He took pen and paper from the glove compartment and studied the pad on his knee. He and his mistress had been engaged in another of their little erotic games. Games that got Griffin so emotionally charged that he felt he could go out and conquer the whole damn world! He had never experienced anything so intense before with any woman, certainly not with his wife. Games that made Griffin so grateful for the feeling that he often expressed his gratitude by bestowing lavish gifts. This one would be a real doozy!

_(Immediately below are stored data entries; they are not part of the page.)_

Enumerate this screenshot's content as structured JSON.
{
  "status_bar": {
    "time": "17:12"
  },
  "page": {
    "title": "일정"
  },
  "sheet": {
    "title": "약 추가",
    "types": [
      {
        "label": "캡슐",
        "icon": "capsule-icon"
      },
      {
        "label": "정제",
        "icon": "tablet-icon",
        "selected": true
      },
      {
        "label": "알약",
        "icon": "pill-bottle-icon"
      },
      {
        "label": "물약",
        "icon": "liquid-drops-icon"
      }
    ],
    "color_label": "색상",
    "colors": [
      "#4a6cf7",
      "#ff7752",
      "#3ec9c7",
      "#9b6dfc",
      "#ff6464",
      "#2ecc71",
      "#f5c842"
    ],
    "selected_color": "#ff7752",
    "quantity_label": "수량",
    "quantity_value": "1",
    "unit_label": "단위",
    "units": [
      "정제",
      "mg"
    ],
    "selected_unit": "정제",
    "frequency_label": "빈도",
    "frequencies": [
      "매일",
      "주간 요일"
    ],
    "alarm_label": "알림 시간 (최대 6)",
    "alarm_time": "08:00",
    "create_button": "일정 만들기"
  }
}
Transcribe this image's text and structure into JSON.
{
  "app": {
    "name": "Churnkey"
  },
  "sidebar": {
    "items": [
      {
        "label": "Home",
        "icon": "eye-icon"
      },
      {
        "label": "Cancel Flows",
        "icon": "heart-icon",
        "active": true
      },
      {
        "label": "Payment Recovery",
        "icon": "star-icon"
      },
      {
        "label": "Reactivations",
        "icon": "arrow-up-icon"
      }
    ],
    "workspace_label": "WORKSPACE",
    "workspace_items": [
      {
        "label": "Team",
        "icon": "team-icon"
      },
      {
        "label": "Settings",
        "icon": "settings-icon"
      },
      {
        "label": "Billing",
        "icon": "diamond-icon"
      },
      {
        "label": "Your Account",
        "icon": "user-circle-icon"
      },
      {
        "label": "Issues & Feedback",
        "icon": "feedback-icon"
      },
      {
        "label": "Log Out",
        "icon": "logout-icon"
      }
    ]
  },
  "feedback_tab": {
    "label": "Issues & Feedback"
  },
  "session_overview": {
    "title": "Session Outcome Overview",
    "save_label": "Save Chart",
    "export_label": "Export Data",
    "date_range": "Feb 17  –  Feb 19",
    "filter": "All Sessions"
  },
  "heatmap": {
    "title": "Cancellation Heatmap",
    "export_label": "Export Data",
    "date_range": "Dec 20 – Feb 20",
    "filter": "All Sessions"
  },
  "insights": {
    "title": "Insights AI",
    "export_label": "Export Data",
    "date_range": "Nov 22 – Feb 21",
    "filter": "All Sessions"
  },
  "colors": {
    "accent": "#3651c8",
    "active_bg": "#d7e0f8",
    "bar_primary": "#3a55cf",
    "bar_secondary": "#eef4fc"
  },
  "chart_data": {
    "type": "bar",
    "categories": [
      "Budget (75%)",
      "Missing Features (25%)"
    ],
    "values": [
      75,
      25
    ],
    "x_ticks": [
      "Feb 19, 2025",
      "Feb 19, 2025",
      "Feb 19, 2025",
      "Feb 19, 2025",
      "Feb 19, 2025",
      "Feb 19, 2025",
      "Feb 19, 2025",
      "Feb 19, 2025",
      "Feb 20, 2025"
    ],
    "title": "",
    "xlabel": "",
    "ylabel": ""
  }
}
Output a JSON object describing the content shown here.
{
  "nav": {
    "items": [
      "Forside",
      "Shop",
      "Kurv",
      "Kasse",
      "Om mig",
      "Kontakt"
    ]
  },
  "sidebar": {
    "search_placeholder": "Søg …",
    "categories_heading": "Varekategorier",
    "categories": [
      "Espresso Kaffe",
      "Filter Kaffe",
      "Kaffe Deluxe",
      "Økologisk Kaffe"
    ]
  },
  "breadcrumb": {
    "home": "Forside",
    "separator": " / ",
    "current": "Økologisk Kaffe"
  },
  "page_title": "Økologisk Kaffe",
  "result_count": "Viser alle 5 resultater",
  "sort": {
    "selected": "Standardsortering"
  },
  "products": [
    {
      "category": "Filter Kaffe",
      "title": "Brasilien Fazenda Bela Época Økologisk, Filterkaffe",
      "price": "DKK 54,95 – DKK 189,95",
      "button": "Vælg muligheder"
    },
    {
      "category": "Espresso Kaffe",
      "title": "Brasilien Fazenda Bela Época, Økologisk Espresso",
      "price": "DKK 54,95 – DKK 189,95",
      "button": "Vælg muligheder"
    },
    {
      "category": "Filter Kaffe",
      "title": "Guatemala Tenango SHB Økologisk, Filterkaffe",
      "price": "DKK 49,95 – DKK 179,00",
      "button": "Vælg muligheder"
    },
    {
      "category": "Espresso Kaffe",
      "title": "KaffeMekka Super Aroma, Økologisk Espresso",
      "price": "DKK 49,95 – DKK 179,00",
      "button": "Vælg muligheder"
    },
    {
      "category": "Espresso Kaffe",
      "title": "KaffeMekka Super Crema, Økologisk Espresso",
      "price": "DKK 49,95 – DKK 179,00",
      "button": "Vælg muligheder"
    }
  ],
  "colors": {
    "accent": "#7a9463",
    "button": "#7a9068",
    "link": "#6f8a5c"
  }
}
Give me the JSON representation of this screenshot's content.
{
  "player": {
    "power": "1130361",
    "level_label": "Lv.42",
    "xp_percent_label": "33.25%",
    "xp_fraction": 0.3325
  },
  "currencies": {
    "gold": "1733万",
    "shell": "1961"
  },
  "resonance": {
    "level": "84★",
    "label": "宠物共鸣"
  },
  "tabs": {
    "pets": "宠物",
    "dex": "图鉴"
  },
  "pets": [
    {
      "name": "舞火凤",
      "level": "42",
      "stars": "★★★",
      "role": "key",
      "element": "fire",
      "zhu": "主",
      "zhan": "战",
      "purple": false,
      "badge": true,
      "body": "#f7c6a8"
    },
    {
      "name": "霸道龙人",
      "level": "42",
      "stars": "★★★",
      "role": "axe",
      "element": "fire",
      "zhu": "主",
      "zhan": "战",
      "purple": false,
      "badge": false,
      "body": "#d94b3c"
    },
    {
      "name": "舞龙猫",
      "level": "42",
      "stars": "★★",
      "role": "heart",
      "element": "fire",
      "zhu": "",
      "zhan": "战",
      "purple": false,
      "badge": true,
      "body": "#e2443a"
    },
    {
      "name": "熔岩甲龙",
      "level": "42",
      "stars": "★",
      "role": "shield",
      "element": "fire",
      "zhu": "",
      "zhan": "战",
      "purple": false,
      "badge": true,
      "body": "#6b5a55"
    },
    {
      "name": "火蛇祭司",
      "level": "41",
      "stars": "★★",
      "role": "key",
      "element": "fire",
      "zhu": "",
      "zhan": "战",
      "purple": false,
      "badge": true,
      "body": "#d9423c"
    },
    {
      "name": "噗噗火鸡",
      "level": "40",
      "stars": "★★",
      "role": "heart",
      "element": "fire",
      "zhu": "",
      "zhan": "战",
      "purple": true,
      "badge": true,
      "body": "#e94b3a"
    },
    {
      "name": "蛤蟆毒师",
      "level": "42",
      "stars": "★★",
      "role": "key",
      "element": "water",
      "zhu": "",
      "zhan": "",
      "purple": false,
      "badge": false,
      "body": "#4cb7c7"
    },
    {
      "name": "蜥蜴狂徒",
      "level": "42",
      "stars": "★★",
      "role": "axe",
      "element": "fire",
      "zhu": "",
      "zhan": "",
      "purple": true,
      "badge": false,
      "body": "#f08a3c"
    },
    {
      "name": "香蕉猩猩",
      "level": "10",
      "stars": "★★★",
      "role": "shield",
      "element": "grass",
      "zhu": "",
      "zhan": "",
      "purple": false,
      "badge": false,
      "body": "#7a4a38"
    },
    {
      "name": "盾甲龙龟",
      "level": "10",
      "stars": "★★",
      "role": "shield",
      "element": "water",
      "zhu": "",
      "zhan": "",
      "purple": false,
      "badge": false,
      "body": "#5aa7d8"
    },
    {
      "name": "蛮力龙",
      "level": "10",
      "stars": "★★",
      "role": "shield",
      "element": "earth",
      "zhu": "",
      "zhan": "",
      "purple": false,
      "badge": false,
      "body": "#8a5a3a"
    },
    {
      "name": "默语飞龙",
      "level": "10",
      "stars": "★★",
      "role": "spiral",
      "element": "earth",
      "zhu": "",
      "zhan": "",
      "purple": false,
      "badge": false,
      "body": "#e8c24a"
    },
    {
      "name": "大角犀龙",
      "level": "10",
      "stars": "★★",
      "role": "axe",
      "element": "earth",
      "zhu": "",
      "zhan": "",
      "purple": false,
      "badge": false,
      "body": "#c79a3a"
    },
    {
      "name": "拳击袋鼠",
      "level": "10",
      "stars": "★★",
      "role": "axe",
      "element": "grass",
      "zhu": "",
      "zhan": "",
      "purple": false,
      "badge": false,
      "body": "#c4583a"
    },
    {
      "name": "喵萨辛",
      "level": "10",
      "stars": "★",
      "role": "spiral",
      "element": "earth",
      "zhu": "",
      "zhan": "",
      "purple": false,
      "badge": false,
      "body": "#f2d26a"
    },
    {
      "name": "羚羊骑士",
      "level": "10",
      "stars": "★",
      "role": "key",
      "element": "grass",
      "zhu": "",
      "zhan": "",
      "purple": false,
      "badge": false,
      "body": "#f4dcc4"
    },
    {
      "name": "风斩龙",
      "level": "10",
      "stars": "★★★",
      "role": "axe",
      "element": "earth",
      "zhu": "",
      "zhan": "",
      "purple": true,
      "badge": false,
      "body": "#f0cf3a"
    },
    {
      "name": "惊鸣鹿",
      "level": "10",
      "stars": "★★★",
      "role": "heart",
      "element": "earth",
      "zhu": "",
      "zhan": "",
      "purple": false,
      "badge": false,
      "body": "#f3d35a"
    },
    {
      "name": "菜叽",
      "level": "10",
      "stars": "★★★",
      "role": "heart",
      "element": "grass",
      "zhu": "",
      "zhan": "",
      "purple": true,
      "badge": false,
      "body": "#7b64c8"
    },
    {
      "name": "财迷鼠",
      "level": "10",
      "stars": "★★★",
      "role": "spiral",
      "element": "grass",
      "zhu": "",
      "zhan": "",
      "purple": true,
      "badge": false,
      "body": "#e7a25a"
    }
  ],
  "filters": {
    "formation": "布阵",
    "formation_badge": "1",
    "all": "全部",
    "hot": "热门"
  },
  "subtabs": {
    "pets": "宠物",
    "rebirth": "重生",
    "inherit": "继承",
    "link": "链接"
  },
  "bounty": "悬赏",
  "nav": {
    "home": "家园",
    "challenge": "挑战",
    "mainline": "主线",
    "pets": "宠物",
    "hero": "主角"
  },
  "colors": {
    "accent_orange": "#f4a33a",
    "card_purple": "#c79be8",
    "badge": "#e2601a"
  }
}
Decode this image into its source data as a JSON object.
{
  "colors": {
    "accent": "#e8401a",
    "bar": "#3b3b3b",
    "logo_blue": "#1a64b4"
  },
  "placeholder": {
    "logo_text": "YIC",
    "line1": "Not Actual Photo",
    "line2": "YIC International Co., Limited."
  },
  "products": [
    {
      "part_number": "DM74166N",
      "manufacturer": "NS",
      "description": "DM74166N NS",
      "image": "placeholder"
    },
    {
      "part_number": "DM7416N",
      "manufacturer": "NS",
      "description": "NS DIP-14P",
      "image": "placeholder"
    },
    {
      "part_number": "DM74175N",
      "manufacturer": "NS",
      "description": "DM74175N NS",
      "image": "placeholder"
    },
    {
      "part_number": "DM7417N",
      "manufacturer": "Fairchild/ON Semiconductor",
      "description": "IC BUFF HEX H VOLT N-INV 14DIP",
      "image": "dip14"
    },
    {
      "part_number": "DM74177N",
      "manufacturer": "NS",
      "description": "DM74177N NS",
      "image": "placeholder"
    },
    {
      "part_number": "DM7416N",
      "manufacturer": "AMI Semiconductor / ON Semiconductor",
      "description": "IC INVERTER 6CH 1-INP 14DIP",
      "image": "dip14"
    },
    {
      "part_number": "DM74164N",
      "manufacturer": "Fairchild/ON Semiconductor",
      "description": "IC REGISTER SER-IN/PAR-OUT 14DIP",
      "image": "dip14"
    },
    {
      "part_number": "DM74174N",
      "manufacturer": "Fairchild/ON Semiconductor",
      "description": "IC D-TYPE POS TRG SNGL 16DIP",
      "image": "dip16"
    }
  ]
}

He listened to the words being sung from the radio, I can feel it coming in the air tonight—Oh Lord. Smiling to himself, he responded audibly, “Oh Lord indeed. I most surely can feel it coming in the air tonight!”
At the top of the blank page in his lap Griffin printed in large bold letters, LAST WILL AND TESTAMENT OF GRIFFIN GAMBIL. The rest of the page, in his usual hand, he listed the breadth and scope of his domain . . . leaving everything he owned to just one person, the only woman he ever knew to make him feel so fully alive: his mistress.
“That ought to get her attention,” he chuckled to himself. “Hell, it’ll get everyone’s attention if I get run over by a bus before I can destroy this damn thing.”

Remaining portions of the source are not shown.